Anomaly Indicators

The climatology is computed using a moving average window and averaging through multiple years with various time scales: monthly, bimonthly, decadal, and weekly. Anomalies are then detected using one or more of the following indices:

Z-score: The Standardized Z-score

The Z-score is calculated using the formula:

\[z\_score = \frac{(x - \mu)}{\sigma}\]

where:

  • x: The average (aggregated) value of the variable in the time series data based on the specified time step.

  • μ (mu): The long-term mean of the variable (the climate normal).

  • σ (sigma): The long-term standard deviation of the variable.

SMAD: Standardized Median Anomaly Deviation

The SMAD is calculated using the formula:

\[SMAD = \frac{(x - \eta)}{IQR}\]

where:

  • x: The average (aggregated) value of the variable in the time series data based on the specified time step.

  • η (eta): The long-term median of the variable (the climate normal).

  • IQR: The interquartile range of the variable. It is the difference between the 75th and 25th percentiles of the variable.

Beta Distribution

The beta distribution is implemented using the scipy.stats module in Python. The probability density function (PDF) of a Beta distribution is given by:

\[f(x; \alpha, \beta) = \frac{x^{\alpha-1} (1-x)^{\beta-1}}{B(\alpha, \beta)}\]

where:

  • ( B(alpha, beta) ) is the Beta function, which normalizes the distribution.

In scipy.stats, the Beta distribution is implemented as scipy.stats.beta(a, b) where a and b correspond to the shape parameters α and β, respectively.

Gamma Distribution

The gamma distribution is implemented using the scipy.stats module in Python. The PDF of a Gamma distribution is given by:

\[f(x; k, \theta) = \frac{x^{k-1} e^{-x/\theta}}{\theta^k \Gamma(k)}\]

where ( Gamma(k) ) is the Gamma function.

In scipy.stats, the Gamma distribution is implemented as scipy.stats.gamma(a, scale=θ) where a corresponds to the shape parameter k, and scale corresponds to θ.

ESSMI: Empirical Standardized Soil Moisture Index

The index is computed by fitting the nonparametric empirical probability density function (ePDF) using the kernel density estimator (KDE):

\[\hat{f}_h = \frac{1}{nh} \sum_{i=1}^{n} K\left(\frac{x - x_i}{h}\right)\]

where the kernel function ( K ) is given by:

\[K(x) = \frac{1}{\sqrt{2\pi}} \exp\left(-\frac{x^2}{2}\right)\]

and:

  • (hat{f}_h): the ePDF

  • ( K ): the Gaussian kernel function

  • ( h ): the bandwidth of the kernel function as a smoothing parameter (Scott’s rule)

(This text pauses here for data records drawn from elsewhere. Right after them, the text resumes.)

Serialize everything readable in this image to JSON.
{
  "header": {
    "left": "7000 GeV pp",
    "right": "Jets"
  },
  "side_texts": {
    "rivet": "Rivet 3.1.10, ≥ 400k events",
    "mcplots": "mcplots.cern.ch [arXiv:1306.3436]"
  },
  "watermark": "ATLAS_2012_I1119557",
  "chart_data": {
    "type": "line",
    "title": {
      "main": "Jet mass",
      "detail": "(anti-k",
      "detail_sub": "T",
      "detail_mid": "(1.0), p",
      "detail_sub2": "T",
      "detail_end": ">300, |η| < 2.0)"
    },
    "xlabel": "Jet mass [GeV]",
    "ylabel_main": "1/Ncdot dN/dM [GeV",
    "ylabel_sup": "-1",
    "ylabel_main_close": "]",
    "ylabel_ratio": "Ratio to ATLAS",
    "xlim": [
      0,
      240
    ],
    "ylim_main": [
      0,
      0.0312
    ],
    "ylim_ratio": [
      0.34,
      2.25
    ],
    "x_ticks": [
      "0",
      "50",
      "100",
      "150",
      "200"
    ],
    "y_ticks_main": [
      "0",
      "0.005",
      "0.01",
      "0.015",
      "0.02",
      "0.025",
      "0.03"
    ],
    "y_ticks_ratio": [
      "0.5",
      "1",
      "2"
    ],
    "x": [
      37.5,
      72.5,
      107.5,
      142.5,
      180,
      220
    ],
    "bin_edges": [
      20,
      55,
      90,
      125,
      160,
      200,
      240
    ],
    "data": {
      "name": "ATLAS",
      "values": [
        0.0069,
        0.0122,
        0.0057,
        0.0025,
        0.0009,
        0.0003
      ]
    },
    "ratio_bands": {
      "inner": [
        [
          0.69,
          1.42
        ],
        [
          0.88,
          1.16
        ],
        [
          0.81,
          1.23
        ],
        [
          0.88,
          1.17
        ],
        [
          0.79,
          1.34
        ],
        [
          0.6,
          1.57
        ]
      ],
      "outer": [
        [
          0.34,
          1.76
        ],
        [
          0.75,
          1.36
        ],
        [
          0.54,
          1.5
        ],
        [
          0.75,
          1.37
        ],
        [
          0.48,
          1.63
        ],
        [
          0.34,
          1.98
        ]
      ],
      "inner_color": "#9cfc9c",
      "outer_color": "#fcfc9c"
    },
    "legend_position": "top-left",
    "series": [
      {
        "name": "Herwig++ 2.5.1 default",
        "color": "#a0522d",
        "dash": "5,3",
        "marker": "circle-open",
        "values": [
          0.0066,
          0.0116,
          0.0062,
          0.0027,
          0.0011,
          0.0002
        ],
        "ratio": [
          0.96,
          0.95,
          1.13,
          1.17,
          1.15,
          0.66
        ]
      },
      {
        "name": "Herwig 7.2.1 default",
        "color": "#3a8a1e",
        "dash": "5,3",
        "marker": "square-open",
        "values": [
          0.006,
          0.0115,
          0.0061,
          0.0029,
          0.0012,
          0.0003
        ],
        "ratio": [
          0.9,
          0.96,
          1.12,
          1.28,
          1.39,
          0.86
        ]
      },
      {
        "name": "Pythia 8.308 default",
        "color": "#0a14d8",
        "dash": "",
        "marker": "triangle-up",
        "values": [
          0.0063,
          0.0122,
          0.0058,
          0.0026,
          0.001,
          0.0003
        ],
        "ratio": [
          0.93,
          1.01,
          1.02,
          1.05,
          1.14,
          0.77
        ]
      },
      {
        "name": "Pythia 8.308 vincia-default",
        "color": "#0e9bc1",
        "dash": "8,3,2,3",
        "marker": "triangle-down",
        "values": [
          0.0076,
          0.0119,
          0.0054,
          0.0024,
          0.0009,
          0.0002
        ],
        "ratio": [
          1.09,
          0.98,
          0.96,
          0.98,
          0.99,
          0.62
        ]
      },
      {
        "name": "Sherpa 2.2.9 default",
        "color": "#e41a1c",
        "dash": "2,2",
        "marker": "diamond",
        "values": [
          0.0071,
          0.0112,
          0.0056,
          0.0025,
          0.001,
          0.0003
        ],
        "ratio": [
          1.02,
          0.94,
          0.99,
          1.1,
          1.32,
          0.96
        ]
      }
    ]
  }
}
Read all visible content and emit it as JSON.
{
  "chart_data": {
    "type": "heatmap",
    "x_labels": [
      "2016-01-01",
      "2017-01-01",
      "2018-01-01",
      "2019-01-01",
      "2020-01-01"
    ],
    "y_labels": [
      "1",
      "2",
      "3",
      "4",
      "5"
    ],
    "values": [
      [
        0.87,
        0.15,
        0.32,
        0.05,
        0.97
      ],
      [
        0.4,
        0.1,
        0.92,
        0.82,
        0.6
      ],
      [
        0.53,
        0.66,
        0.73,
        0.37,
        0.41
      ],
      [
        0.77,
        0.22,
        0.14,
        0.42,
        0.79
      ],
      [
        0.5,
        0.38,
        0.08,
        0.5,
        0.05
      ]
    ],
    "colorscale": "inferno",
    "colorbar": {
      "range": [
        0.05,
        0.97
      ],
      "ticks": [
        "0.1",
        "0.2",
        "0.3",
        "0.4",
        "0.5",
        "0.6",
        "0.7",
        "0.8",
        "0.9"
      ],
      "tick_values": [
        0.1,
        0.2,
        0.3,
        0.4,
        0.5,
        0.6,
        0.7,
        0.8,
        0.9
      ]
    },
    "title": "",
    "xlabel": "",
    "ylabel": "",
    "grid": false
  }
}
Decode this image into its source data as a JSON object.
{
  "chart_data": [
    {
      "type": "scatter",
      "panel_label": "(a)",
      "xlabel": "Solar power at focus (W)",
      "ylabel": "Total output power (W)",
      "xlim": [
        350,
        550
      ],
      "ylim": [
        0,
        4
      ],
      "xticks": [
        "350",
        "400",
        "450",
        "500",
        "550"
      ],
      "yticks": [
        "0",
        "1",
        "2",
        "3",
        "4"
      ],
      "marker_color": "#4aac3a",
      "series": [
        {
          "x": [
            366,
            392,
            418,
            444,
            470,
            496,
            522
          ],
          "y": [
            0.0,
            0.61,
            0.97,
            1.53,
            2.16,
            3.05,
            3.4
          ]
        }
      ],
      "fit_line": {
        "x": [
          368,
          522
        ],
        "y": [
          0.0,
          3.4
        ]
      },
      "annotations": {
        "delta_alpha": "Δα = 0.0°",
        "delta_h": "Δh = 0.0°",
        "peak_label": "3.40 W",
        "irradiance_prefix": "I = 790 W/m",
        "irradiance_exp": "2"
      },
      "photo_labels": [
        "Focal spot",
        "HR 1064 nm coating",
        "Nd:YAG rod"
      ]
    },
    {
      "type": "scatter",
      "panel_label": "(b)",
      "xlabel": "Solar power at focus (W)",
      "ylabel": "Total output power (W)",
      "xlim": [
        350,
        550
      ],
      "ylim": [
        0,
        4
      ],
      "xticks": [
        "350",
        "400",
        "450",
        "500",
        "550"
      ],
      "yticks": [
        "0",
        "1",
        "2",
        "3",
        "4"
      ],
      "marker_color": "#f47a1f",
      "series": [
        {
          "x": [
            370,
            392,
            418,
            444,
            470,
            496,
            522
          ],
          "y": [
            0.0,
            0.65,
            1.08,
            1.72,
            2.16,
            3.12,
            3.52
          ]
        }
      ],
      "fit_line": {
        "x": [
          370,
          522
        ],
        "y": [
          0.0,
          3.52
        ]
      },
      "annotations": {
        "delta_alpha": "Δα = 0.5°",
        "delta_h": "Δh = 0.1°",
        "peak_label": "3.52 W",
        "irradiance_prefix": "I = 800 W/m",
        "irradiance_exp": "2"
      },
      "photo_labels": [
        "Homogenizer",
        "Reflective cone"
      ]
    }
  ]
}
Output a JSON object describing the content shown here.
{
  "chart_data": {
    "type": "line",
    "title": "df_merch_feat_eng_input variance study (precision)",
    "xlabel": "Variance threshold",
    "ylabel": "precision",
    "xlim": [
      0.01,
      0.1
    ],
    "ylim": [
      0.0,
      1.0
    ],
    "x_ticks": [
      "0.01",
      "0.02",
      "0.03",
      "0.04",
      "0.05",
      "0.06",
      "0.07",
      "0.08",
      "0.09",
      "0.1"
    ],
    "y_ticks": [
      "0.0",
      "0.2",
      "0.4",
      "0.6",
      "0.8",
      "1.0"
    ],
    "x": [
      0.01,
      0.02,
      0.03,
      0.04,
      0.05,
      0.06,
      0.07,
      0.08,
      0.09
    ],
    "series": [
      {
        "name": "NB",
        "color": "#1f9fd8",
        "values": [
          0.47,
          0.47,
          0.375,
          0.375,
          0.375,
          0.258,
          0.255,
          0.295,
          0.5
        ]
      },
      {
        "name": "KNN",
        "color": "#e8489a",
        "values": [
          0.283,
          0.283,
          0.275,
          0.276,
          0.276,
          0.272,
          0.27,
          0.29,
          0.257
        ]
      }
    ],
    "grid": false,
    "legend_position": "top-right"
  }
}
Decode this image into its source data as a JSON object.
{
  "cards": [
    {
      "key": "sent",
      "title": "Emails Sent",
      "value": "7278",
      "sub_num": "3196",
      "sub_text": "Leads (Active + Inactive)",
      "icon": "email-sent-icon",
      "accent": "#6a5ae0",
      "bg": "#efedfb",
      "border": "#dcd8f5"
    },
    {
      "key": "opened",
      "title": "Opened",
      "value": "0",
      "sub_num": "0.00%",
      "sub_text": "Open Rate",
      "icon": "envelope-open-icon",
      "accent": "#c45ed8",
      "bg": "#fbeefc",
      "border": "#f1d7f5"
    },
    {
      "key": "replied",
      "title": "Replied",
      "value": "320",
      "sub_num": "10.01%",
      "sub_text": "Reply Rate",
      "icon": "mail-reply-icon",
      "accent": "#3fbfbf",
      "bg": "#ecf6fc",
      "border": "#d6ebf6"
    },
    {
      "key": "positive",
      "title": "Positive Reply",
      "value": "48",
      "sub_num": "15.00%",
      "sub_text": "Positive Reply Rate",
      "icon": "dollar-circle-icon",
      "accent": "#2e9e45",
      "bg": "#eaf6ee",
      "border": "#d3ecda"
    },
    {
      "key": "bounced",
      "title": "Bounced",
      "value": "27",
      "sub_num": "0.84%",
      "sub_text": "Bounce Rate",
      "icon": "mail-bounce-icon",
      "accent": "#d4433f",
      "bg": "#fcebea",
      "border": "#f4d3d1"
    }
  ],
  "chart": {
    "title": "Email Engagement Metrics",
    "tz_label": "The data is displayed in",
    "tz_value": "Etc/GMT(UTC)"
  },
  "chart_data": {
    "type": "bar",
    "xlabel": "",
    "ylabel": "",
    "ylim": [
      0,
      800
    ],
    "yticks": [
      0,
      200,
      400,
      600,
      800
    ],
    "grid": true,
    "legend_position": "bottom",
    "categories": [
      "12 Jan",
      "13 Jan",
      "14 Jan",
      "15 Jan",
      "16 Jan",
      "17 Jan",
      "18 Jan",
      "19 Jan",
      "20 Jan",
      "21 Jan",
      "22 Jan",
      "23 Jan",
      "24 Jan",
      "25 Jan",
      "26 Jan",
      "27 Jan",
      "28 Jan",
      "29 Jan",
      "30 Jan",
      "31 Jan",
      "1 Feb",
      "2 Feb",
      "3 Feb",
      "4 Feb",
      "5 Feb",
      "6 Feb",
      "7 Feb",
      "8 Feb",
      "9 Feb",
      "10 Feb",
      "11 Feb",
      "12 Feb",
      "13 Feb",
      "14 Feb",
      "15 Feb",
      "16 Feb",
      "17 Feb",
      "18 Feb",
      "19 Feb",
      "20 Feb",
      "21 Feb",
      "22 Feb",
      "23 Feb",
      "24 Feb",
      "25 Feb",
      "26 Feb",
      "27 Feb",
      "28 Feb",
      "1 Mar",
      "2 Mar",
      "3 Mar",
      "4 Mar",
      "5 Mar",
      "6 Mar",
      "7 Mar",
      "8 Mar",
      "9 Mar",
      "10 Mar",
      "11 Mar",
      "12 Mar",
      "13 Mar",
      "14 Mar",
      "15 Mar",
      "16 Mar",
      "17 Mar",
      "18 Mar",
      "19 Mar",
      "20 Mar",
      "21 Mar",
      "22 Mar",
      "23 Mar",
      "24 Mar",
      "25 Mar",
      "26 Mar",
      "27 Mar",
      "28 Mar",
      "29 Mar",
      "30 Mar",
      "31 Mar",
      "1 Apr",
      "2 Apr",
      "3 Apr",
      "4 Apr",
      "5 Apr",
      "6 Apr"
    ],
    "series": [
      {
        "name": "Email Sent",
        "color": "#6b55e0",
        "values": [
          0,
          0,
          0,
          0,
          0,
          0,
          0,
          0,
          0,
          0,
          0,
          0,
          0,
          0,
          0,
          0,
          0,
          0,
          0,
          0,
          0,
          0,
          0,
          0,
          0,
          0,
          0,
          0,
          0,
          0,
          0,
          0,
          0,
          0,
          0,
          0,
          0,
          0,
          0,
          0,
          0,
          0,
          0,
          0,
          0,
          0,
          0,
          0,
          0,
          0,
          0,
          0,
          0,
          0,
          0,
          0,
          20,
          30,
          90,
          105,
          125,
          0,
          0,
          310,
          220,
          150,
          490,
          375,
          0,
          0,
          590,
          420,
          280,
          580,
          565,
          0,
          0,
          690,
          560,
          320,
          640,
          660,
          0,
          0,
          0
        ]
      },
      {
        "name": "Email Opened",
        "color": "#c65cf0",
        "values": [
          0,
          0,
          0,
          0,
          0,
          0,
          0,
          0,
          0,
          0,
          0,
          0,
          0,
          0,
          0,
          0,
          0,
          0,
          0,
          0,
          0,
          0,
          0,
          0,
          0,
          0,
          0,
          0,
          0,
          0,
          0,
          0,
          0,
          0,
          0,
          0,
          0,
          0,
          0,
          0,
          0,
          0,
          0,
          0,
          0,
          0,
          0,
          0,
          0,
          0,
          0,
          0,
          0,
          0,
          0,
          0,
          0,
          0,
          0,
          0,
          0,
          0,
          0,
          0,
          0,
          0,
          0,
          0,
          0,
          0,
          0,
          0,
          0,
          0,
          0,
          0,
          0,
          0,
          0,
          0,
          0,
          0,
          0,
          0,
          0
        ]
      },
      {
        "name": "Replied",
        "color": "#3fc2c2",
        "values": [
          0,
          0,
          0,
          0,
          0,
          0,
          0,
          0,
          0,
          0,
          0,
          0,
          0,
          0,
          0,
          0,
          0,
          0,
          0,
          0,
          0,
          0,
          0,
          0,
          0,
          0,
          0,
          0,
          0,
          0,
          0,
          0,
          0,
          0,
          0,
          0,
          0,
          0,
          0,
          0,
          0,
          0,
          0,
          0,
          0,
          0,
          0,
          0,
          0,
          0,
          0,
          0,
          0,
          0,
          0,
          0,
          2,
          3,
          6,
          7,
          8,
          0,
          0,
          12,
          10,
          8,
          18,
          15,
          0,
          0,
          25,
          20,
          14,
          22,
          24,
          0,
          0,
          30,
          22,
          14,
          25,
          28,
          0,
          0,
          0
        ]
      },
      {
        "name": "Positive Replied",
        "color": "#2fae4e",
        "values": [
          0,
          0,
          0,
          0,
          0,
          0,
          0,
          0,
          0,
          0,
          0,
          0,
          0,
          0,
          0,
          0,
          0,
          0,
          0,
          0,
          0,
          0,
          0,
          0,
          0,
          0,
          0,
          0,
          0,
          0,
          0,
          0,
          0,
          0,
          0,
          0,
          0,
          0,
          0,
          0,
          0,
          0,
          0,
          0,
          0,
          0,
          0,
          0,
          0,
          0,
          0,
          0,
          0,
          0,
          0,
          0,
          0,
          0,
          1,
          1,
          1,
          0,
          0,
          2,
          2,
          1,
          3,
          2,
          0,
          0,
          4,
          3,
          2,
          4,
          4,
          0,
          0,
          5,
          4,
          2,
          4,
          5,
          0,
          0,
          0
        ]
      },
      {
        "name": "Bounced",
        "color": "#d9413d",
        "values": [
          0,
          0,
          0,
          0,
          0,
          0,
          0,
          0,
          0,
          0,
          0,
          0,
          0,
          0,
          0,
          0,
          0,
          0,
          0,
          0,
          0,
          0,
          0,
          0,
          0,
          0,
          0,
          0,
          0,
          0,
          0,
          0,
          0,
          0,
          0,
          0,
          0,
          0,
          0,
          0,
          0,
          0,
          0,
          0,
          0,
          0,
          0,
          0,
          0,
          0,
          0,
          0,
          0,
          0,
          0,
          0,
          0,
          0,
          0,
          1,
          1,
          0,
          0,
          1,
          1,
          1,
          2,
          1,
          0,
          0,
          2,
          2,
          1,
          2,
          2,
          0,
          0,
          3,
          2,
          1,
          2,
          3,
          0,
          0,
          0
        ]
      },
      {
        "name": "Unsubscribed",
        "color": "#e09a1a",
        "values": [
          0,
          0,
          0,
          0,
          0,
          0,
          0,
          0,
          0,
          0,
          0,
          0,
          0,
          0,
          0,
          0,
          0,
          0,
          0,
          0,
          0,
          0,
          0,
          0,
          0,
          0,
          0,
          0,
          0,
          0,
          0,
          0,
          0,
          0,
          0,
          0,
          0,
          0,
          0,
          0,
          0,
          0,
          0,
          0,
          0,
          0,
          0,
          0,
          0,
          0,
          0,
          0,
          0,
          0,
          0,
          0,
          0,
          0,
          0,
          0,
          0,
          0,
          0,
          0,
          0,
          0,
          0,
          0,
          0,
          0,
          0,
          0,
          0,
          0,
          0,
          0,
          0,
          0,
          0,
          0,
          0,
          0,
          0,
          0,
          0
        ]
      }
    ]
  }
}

  • ( n ): the number of observations

  • ( x ): The average (aggregated) value of the variable in the time series data based on the specified time step.

  • ( x_i ): the ( i )-th observation

The ESSMI is then computed by transforming the ePDF to the standard normal distribution with a mean of zero and a standard deviation of one using the inverse of the standard normal distribution function:

\[ESSMI = \Phi^{-1}(\hat{F}_h(x))\]

where:

  • (Phi^{-1}): the inverse of the standard normal distribution function

  • (hat{F}_h): the ePDF

The kernel density estimator and the inverse of the standard normal distribution function can be implemented using the scipy.stats module in Python. The KDE can be computed using scipy.stats.gaussian_kde, and the inverse standard normal distribution can be obtained using scipy.stats.norm.ppf.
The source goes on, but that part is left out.